Students should work with their partner on each slide of the evaluating_functions_2_opening activity. On the first slide, students are using a graph to evaluate a function for two given input values. As students are working, move around the room to monitor student progress. The evaluation of f(-1) should be fairly straight forward for students. This question will give you a sense of whether or not students understand the basics of evaluating functions. Evaluating f(2) will require students to make sense of both the graph and the open and closed circles (MP1)(MP2).
When you bring the class together to share out use a non_verbal to see how each pair of students is thinking (students can hold up a certain number of fingers to show the output value). Challenge students to explain their solution to question #2. Also, don't tell students whether or not they are correct at first. Let students argue their ideas with other members of the class (MP3).
In the second slide students should determine the domain of the same piecewise function. Students will need to address whether or not the "jump" in the graph affects the domain. Let students discuss this with a partner first and then open up a whole class discussion. Help guide the discussion back to the domain being all of the input values for the function. Since all of the x-values between -6 and 7 (including 2) yield an output value the domain of function f is [-6,7].
Students should work with partners on evaluate_functions_2_practice. This worksheet provides students some time to practice and apply what they have been learning in previous classes.
As students are working, there are some things that you will want to watch out for as a teacher:
1) In Question #1f and Question #1h watch for students who are writing 31 and 2 respectively for their solutions.
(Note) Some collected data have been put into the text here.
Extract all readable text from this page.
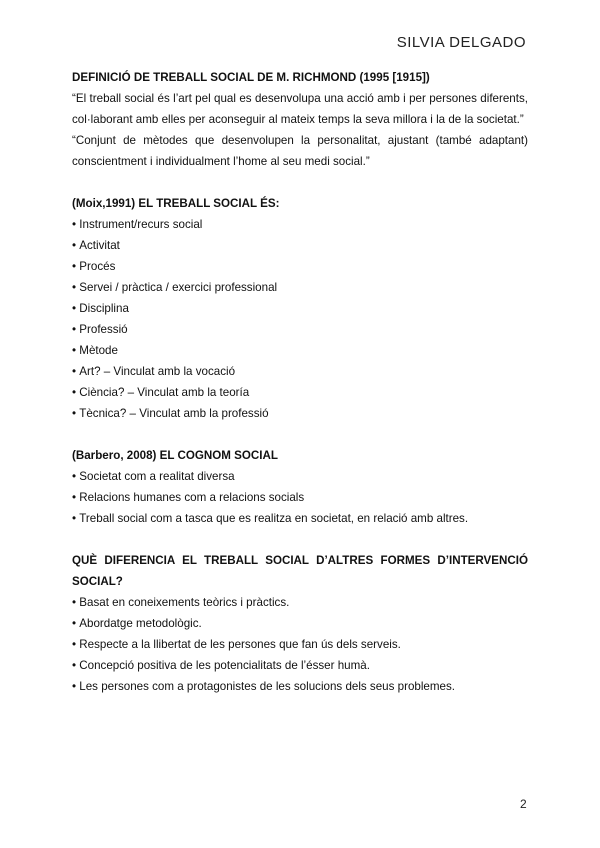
SILVIA DELGADO
DEFINICIÓ DE TREBALL SOCIAL DE M. RICHMOND (1995 [1915])
“El treball social és l’art pel qual es desenvolupa una acció amb i per persones diferents, col·laborant amb elles per aconseguir al mateix temps la seva millora i la de la societat.”
“Conjunt de mètodes que desenvolupen la personalitat, ajustant (també adaptant) conscientment i individualment l’home al seu medi social.”
(Moix,1991) EL TREBALL SOCIAL ÉS:
• Instrument/recurs social
• Activitat
• Procés
• Servei / pràctica / exercici professional
• Disciplina
• Professió
• Mètode
• Art? – Vinculat amb la vocació
• Ciència? – Vinculat amb la teoría
• Tècnica? – Vinculat amb la professió
(Barbero, 2008) EL COGNOM SOCIAL
• Societat com a realitat diversa
• Relacions humanes com a relacions socials
• Treball social com a tasca que es realitza en societat, en relació amb altres.
QUÈ DIFERENCIA EL TREBALL SOCIAL D’ALTRES FORMES D’INTERVENCIÓ SOCIAL?
• Basat en coneixements teòrics i pràctics.
• Abordatge metodològic.
• Respecte a la llibertat de les persones que fan ús dels serveis.
• Concepció positiva de les potencialitats de l’ésser humà.
• Les persones com a protagonistes de les solucions dels seus problemes.
2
This is a common mistakes that students will make. Rather than solving for x, they are substituting the f(x) value for x in the equation.
2) In Question #2e, ensure that students have 3 solutions. The question is saying to find the x values where the function has an output of 2. There are three places on the graph where this happens (MP2).
3) In question #3, students will often write that the range is [-4,1]. Make sure that they realize that the range is a list of all possible output values.
4) In question #4, students will make the connection between evaluating a function and the graph that a function represents (MP4). Ensure that when students are squaring their negative values they are doing so correctly.
5) Ensure that students are correctly graphing the output values at x=4.
Give students sufficient time to work on the functions_representations exit ticket. Now that students have had some time to practice with a classmate, you can evaluate their understanding of the concepts. Questions 1-3 test students mastery of the concepts and skills worked on during the independent practice. Question #4 requires students to identify the domain for a square root function (MP1 and MP2) and explain their reasoning (MP3).